Rent is $700 a month; utilities included at this place (cheap South, mild climate), but about $45 a month for cell phone and $55 for internet at home. Say $100 a month for gas for the car, $75 a month for car insurance.

So round off general necessary expenses at $1000 a month.

Food seems to be between $75 - $100 a week. That's for a decent high-protein, fresh veggies, not-too-much-processed stuff diet.

As mentioned, I need to pay between $300 - $500 a month for my father, who moved into an assisted living place and can't quite cover his expenses himself, but I can still save $1000 a month easily enough, and I've got another $1000 a month coming in from e-books.


But of course, America creeps up on you. I've had to pay about $1000 every 4 months for the classes I'm taking towards a master's degree. (There's a chance my company will give me some money for that, and I wrote some of it off on my taxes this year.) Oil changes for the car, a couple of flats fixed. A fucking foot-long Subway sandwich with drink and chips costs $10 now. $100 a month for martial arts lessons.

Basically, it's the median income in America, but I'd really hate to be trying to support a wife and kid on this amount of money.

I take advantage of the various budget hacks -- use "cash back" credit cards to pay for everything, take advantage of the "free trial month" on Netflix, Hulu, and Amazon as many times as possible, and otherwise get books, comics, and DVDs from the library.

One nice thing about America is toothpaste and soap and stuff like that is cheap at the dollar stores. (And you know I mean the Dollar Tree, not the Dollar General.)

Not exactly a huge draw for the lifestyle design crowd, I guess, though, anyway. "Come to America and save dozens of dollars a year on soap and shampoo and toothpaste!"





3 comments:

Anonymous said...

Do you make more from the porn books or is that pretty dead now?
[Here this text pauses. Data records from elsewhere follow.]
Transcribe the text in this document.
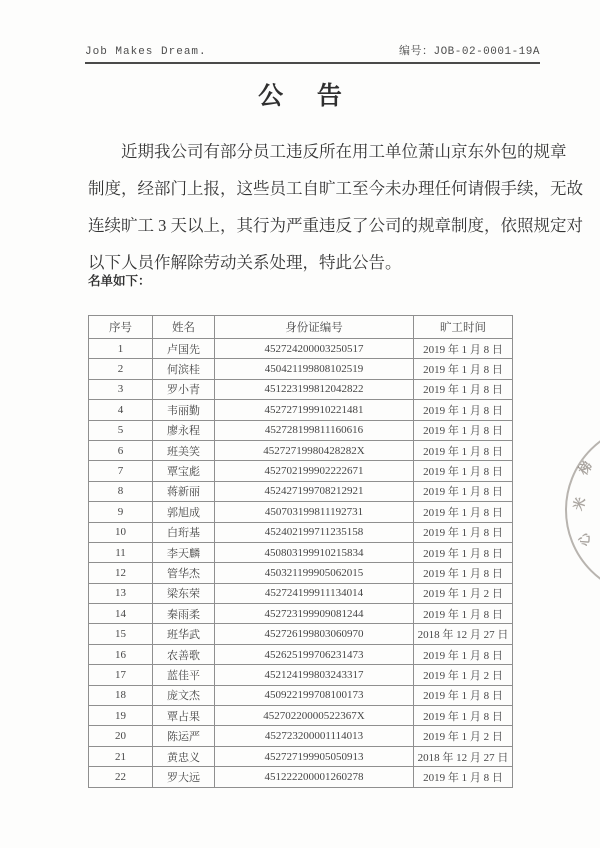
Job Makes Dream.	编号：JOB-02-0001-19A
公 告
近期我公司有部分员工违反所在用工单位萧山京东外包的规章
制度，经部门上报，这些员工自旷工至今未办理任何请假手续，无故
连续旷工 3 天以上，其行为严重违反了公司的规章制度，依照规定对
以下人员作解除劳动关系处理，特此公告。
名单如下：
序号	姓名	身份证编号	旷工时间
1	卢国先	452724200003250517	2019 年 1 月 8 日
2	何滨桂	450421199808102519	2019 年 1 月 8 日
3	罗小青	451223199812042822	2019 年 1 月 8 日
4	韦丽勤	452727199910221481	2019 年 1 月 8 日
5	廖永程	452728199811160616	2019 年 1 月 8 日
6	班美笑	45272719980428282X	2019 年 1 月 8 日
7	覃宝彪	452702199902222671	2019 年 1 月 8 日
8	蒋新丽	452427199708212921	2019 年 1 月 8 日
9	郭旭成	450703199811192731	2019 年 1 月 8 日
10	白珩基	452402199711235158	2019 年 1 月 8 日
11	李天麟	450803199910215834	2019 年 1 月 8 日
12	管华杰	450321199905062015	2019 年 1 月 8 日
13	梁东荣	452724199911134014	2019 年 1 月 2 日
14	秦雨柔	452723199909081244	2019 年 1 月 8 日
15	班华武	452726199803060970	2018 年 12 月 27 日
16	农善歌	452625199706231473	2019 年 1 月 8 日
17	蓝佳平	452124199803243317	2019 年 1 月 2 日
18	庞文杰	450922199708100173	2019 年 1 月 8 日
19	覃占果	45270220000522367X	2019 年 1 月 8 日
20	陈运严	452723200001114013	2019 年 1 月 2 日
21	黄忠义	452727199905050913	2018 年 12 月 27 日
22	罗大远	451222200001260278	2019 年 1 月 8 日
梯
米
心
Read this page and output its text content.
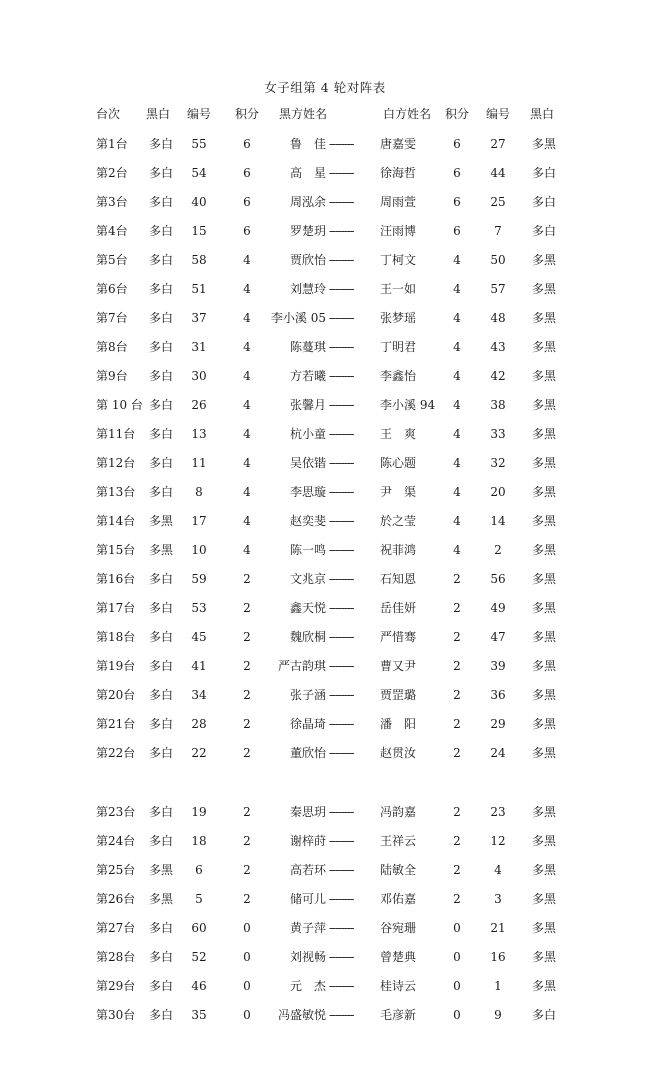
女子组第 4 轮对阵表
台次 黑白 编号 积分	黑方姓名	白方姓名	积分 编号 黑白
第1台 多白	55	6	鲁　佳 -------- 唐嘉雯	6	27	多黑
第2台 多白	54	6	高　星 -------- 徐海哲	6	44	多白
第3台 多白	40	6	周泓余 -------- 周雨萱	6	25	多白
第4台 多白	15	6	罗楚玥 -------- 汪雨博	6	7	多白
第5台 多白	58	4	贾欣怡 -------- 丁柯文	4	50	多黑
第6台 多白	51	4	刘慧玲 -------- 王一如	4	57	多黑
第7台 多白	37	4	李小溪 05 -------- 张梦瑶	4	48	多黑
第8台 多白	31	4	陈蔓琪 -------- 丁明君	4	43	多黑
第9台 多白	30	4	方若曦 -------- 李鑫怡	4	42	多黑
第 10 台 多白	26	4	张馨月 -------- 李小溪 94	4	38	多黑
第11台 多白	13	4	杭小童 -------- 王　爽	4	33	多黑
第12台 多白	11	4	吴依锴 -------- 陈心题	4	32	多黑
第13台 多白	8	4	李思璇 -------- 尹　渠	4	20	多黑
第14台 多黑	17	4	赵奕斐 -------- 於之莹	4	14	多黑
第15台 多黑	10	4	陈一鸣 -------- 祝菲鸿	4	2	多黑
第16台 多白	59	2	文兆京 -------- 石知恩	2	56	多黑
第17台 多白	53	2	鑫天悦 -------- 岳佳妍	2	49	多黑
第18台 多白	45	2	魏欣桐 -------- 严惜骞	2	47	多黑
第19台 多白	41	2	严古韵琪 -------- 曹又尹	2	39	多黑
第20台 多白	34	2	张子涵 -------- 贾罡璐	2	36	多黑
第21台 多白	28	2	徐晶琦 -------- 潘　阳	2	29	多黑
第22台 多白	22	2	董欣怡 -------- 赵贯汝	2	24	多黑
第23台 多白	19	2	秦思玥 -------- 冯韵嘉	2	23	多黑
第24台 多白	18	2	谢梓莳 -------- 王祥云	2	12	多黑
第25台 多黑	6	2	高若环 -------- 陆敏全	2	4	多黑
第26台 多黑	5	2	储可儿 -------- 邓佑嘉	2	3	多黑
第27台 多白	60	0	黄子萍 -------- 谷宛珊	0	21	多黑
第28台 多白	52	0	刘视畅 -------- 曾楚典	0	16	多黑
第29台 多白	46	0	元　杰 -------- 桂诗云	0	1	多黑
第30台 多白	35	0	冯盛敏悦 -------- 毛彦新	0	9	多白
I guess the ETX books are good too.

Living in the US just seems so expensive. I'm living in Korea now and working on a teacher cert. but I don't think I could ever teach in the US. I grew up on the East Coast and living there on a teacher salary would just be brutal.
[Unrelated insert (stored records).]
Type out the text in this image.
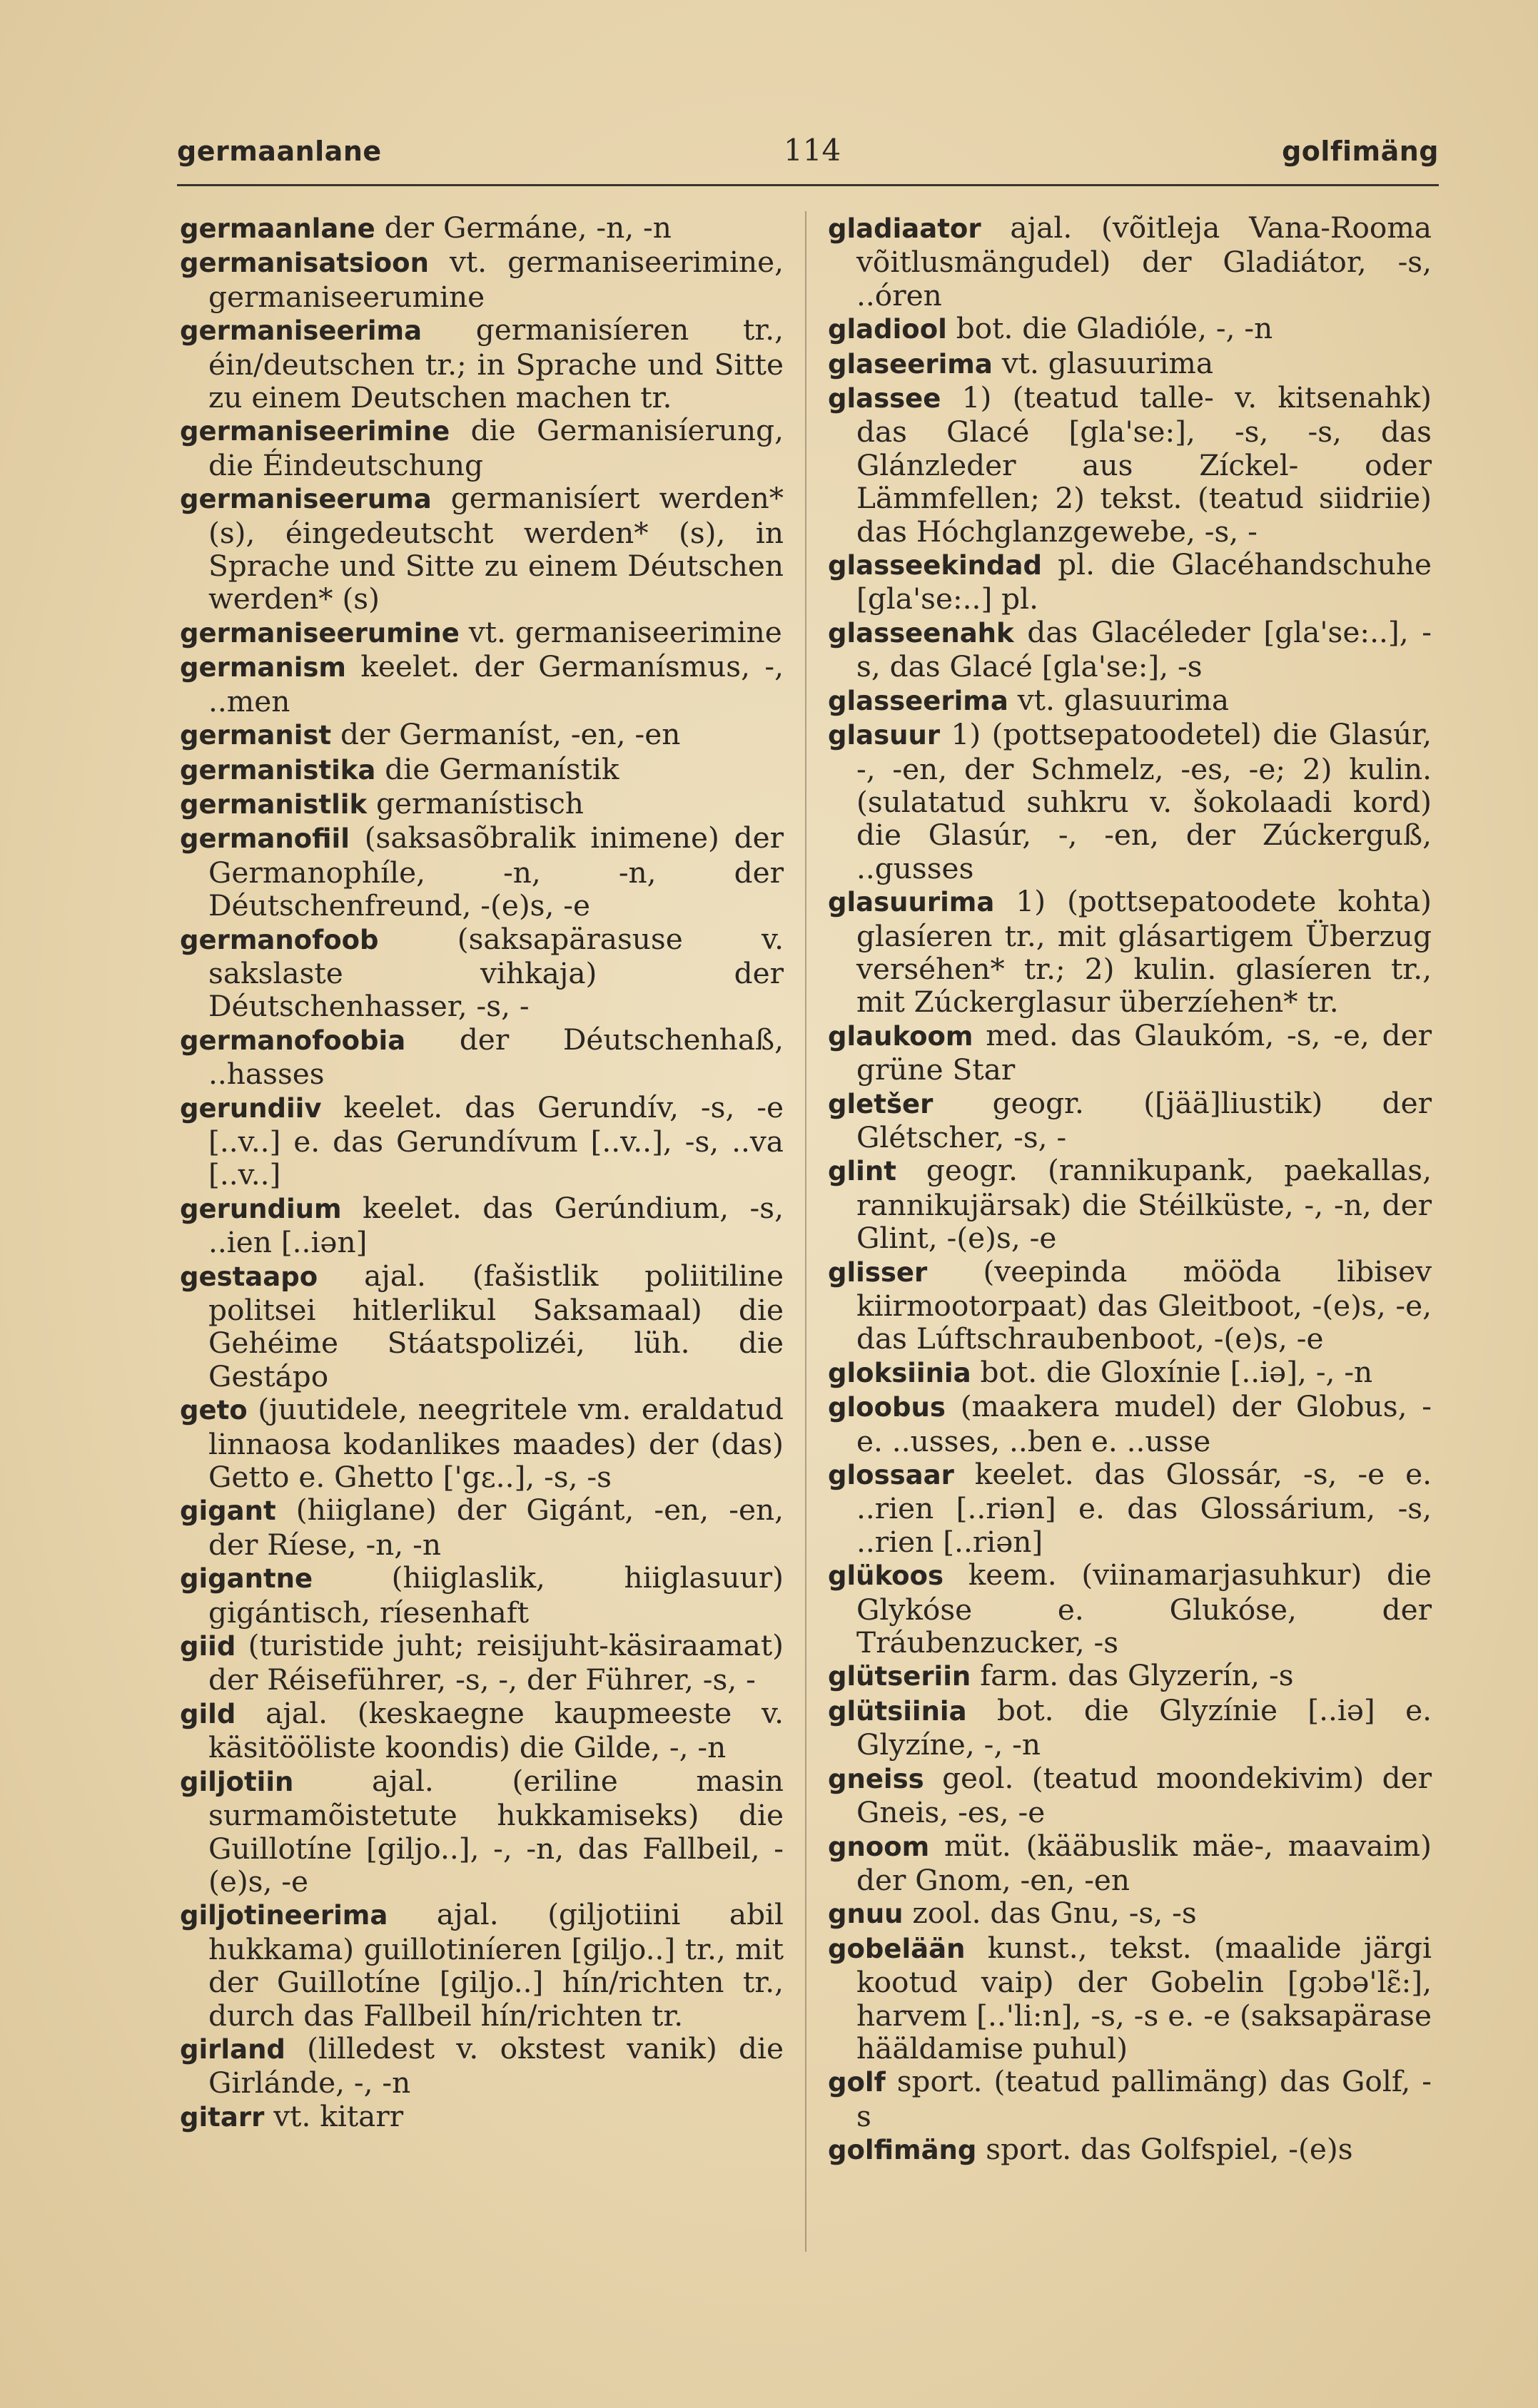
germaanlane	114	golfimäng

germaanlane der Germáne, -n, -n

germanisatsioon vt. germaniseerimine, germaniseerumine

germaniseerima germanisíeren tr., éin/deutschen tr.; in Sprache und Sitte zu einem Deutschen machen tr.

germaniseerimine die Germanisíerung, die Éindeutschung

germaniseeruma germanisíert werden* (s), éingedeutscht werden* (s), in Sprache und Sitte zu einem Déutschen werden* (s)

germaniseerumine vt. germaniseerimine

germanism keelet. der Germanísmus, -, ..men

germanist der Germaníst, -en, -en

germanistika die Germanístik

germanistlik germanístisch

germanofiil (saksasõbralik inimene) der Germanophíle, -n, -n, der Déutschenfreund, -(e)s, -e

germanofoob	(saksapärasuse v. sakslaste vihkaja) der Déutschenhasser, -s, -

germanofoobia der Déutschenhaß, ..hasses

gerundiiv keelet. das Gerundív, -s, -e [..v..] e. das Gerundívum [..v..], -s, ..va [..v..]

gerundium keelet. das Gerúndium, -s, ..ien [..iən]

gestaapo ajal. (fašistlik poliitiline politsei hitlerlikul Saksamaal) die Gehéime Stáatspolizéi, lüh. die Gestápo

geto (juutidele, neegritele vm. eraldatud linnaosa kodanlikes maades) der (das) Getto e. Ghetto ['gɛ..], -s, -s

gigant (hiiglane) der Gigánt, -en, -en, der Ríese, -n, -n

gigantne	(hiiglaslik, hiiglasuur) gigántisch, ríesenhaft

giid (turistide juht; reisijuht-käsiraamat) der Réiseführer, -s, -, der Führer, -s, -

gild ajal. (keskaegne kaupmeeste v. käsitööliste koondis) die Gilde, -, -n

giljotiin	ajal. (eriline masin surmamõistetute hukkamiseks) die Guillotíne [giljo..], -, -n, das Fallbeil, -(e)s, -e

giljotineerima ajal. (giljotiini abil hukkama) guillotiníeren [giljo..] tr., mit der Guillotíne [giljo..] hín/richten tr., durch das Fallbeil hín/richten tr.

girland (lilledest v. okstest vanik) die Girlánde, -, -n

gitarr vt. kitarr

gladiaator ajal. (võitleja Vana-Rooma võitlusmängudel) der Gladiátor, -s, ..óren

gladiool bot. die Gladióle, -, -n

glaseerima vt. glasuurima

glassee 1) (teatud talle- v. kitsenahk) das Glacé [gla'se:], -s, -s, das Glánzleder aus Zíckel- oder Lämmfellen; 2) tekst. (teatud siidriie) das Hóchglanzgewebe, -s, -

glasseekindad pl. die Glacéhandschuhe [gla'se:..] pl.

glasseenahk das Glacéleder [gla'se:..], -s, das Glacé [gla'se:], -s

glasseerima vt. glasuurima

glasuur 1) (pottsepatoodetel) die Glasúr, -, -en, der Schmelz, -es, -e; 2) kulin. (sulatatud suhkru v. šokolaadi kord) die Glasúr, -, -en, der Zúckerguß, ..gusses

glasuurima 1) (pottsepatoodete kohta) glasíeren tr., mit glásartigem Überzug verséhen* tr.; 2) kulin. glasíeren tr., mit Zúckerglasur überzíehen* tr.

glaukoom med. das Glaukóm, -s, -e, der grüne Star

gletšer geogr. ([jää]liustik) der Glétscher, -s, -

glint geogr. (rannikupank, paekallas, rannikujärsak) die Stéilküste, -, -n, der Glint, -(e)s, -e

glisser (veepinda mööda libisev kiirmootorpaat) das Gleitboot, -(e)s, -e, das Lúftschraubenboot, -(e)s, -e

gloksiinia bot. die Gloxínie [..iə], -, -n

gloobus (maakera mudel) der Globus, - e. ..usses, ..ben e. ..usse

glossaar keelet. das Glossár, -s, -e e. ..rien [..riən] e. das Glossárium, -s, ..rien [..riən]

glükoos keem. (viinamarjasuhkur) die Glykóse e. Glukóse, der Tráubenzucker, -s

glütseriin farm. das Glyzerín, -s

glütsiinia bot. die Glyzínie [..iə] e. Glyzíne, -, -n

gneiss geol. (teatud moondekivim) der Gneis, -es, -e

gnoom müt. (kääbuslik mäe-, maavaim) der Gnom, -en, -en

gnuu zool. das Gnu, -s, -s

gobelään kunst., tekst. (maalide järgi kootud vaip) der Gobelin [gɔbə'lɛ̃:], harvem [..'li:n], -s, -s e. -e (saksapärase hääldamise puhul)

golf sport. (teatud pallimäng) das Golf, -s

golfimäng sport. das Golfspiel, -(e)s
How long will you stay? Do you need to stay for your dad?

Dion McTavish said...

The free trial tactic sounds like a great idea. I may try that, since I love being cheap, too.

Besides the toothpaste, I've noticed that anything related to the gym, protein supplements, and working out in general can be fairly cheap compared to many other countries.

If you wanted to save some money on rent and were going to stay in the area at least two years, you could always get an older used RV and rent out of an RV park. I met a young couple doing that down here for $265 a month, with water/electric included. I also met a guy who just bought several acres of land, and lived in his RV with solar energy providing his only source of electricity.

englishteacherx said...

If you have numerous e-mail addresses and different credit cards, there's not much stopping you from doing that for most of the year. And then after a year, you can use the same again.